Horizontal wireways are located at the top and bottom of each MCC column. Horizontal wireways extend the full width and depth of the MCC. A barrier is present in the top horizontal wireway to provide a connection point for DeviceNet™ receptacles. The top horizontal wireway is 170 mm high, while the bottom horizontal wireway is 115 mm high. Complete access from front to rear is available for MCC columns configured with double-front construction.

Horizontal wireways have removable front covers that are held in place by captive screws. Openings are provided in each side plate of the column in the top and bottom horizontal wireways to allow access between joined columns. Closing plates are provided for these openings for columns located at the end of a MCC lineup. See Figure 7.

Horizontal wireways are isolated from the power bus. Horizontal wireways for incoming line sections have a reduced depth to maintain isolation from the incoming line area.
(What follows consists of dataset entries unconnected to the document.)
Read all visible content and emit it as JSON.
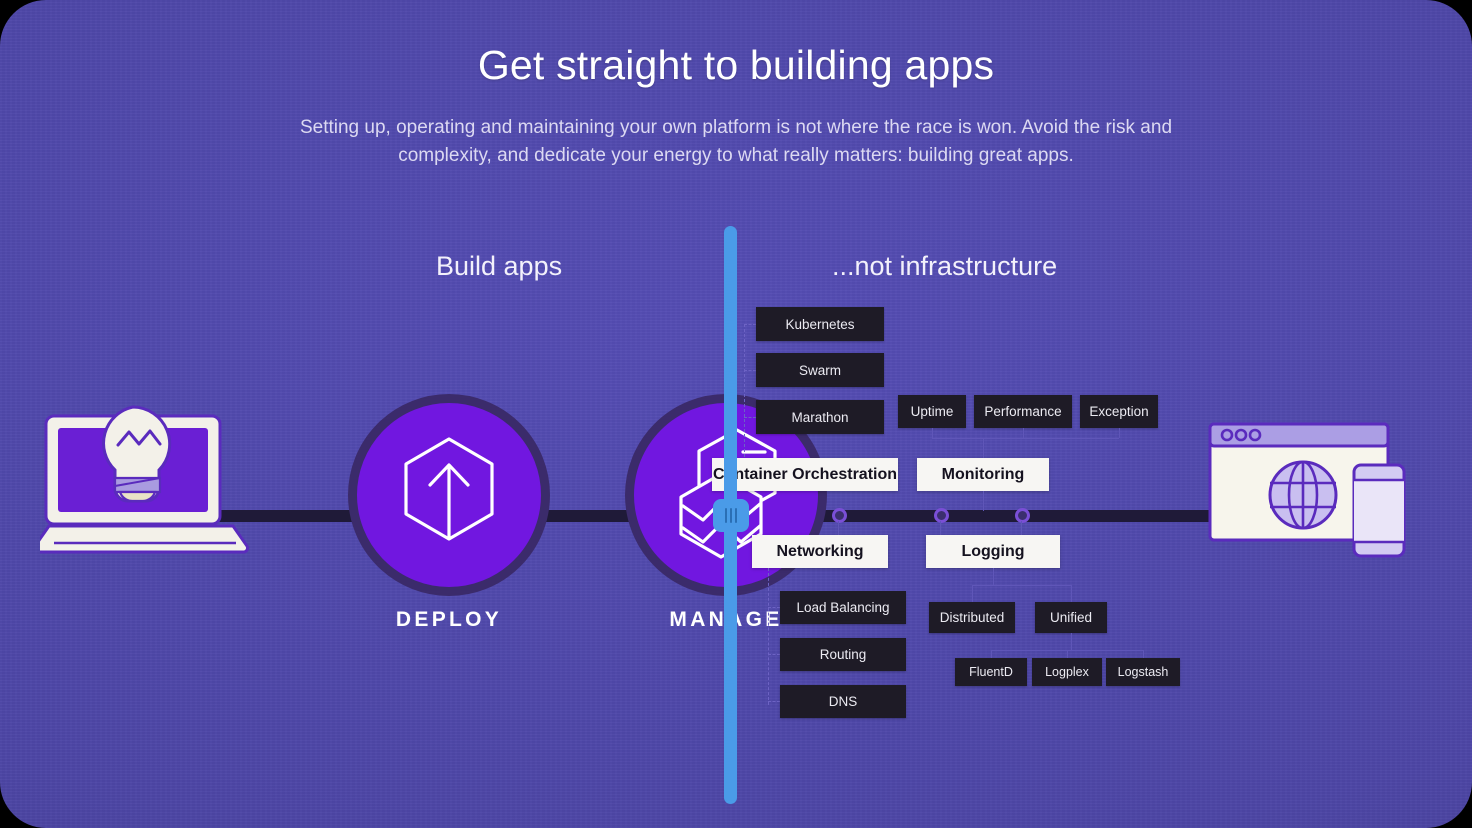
{
  "header": {
    "title": "Get straight to building apps",
    "subtitle": "Setting up, operating and maintaining your own platform is not where the race is won. Avoid the risk and complexity, and dedicate your energy to what really matters: building great apps."
  },
  "columns": {
    "left_heading": "Build apps",
    "right_heading": "...not infrastructure"
  },
  "pipeline": {
    "source_icon": "laptop-lightbulb-icon",
    "stages": [
      {
        "id": "deploy",
        "label": "DEPLOY",
        "icon": "hexagon-up-arrow-icon"
      },
      {
        "id": "manage",
        "label": "MANAGE",
        "icon": "stacked-hexagons-icon"
      }
    ],
    "target_icon": "browser-devices-icon"
  },
  "divider": {
    "name": "comparison-slider",
    "handle_icon": "grip-handle-icon",
    "color": "#4a9be8"
  },
  "infrastructure": {
    "rail_nodes": 3,
    "categories": [
      {
        "id": "container-orchestration",
        "label": "Container Orchestration",
        "children": [
          "Kubernetes",
          "Swarm",
          "Marathon"
        ]
      },
      {
        "id": "monitoring",
        "label": "Monitoring",
        "children": [
          "Uptime",
          "Performance",
          "Exception"
        ]
      },
      {
        "id": "networking",
        "label": "Networking",
        "children": [
          "Load Balancing",
          "Routing",
          "DNS"
        ]
      },
      {
        "id": "logging",
        "label": "Logging",
        "children": [
          "Distributed",
          "Unified"
        ],
        "grandchildren": [
          "FluentD",
          "Logplex",
          "Logstash"
        ]
      }
    ]
  },
  "colors": {
    "background": "#514aab",
    "accent_purple": "#7117e0",
    "accent_blue": "#4a9be8",
    "rail_dark": "#1f1a38",
    "node_dark": "#1e1b26",
    "node_light": "#f7f6f3"
  }
}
Figure 7 Top Horizontal Wireway (Covers Removed)

Vertical Wireway

The vertical wireway is located on the right side of each column and extends 1980 mm, from top to bottom horizontal wireway. The vertical wireway is approximately 350 mm deep. The standard vertical wireway is 200 mm wide. Vertical wireways are also available in widths of 300, 400 and 500 mm. Wider wireways are recommended for MCCs with higher bus ratings. See Figure 8.

The vertical wireway is isolated from power bus and is independent of unit space. Vertical wireways are not present in columns with fixed (frame-mounted) units.

Vertical wireways are covered with steel doors, held in place by four door latches. See Door Latches on page 30.

Optional cable supports for use in vertical wireways are available.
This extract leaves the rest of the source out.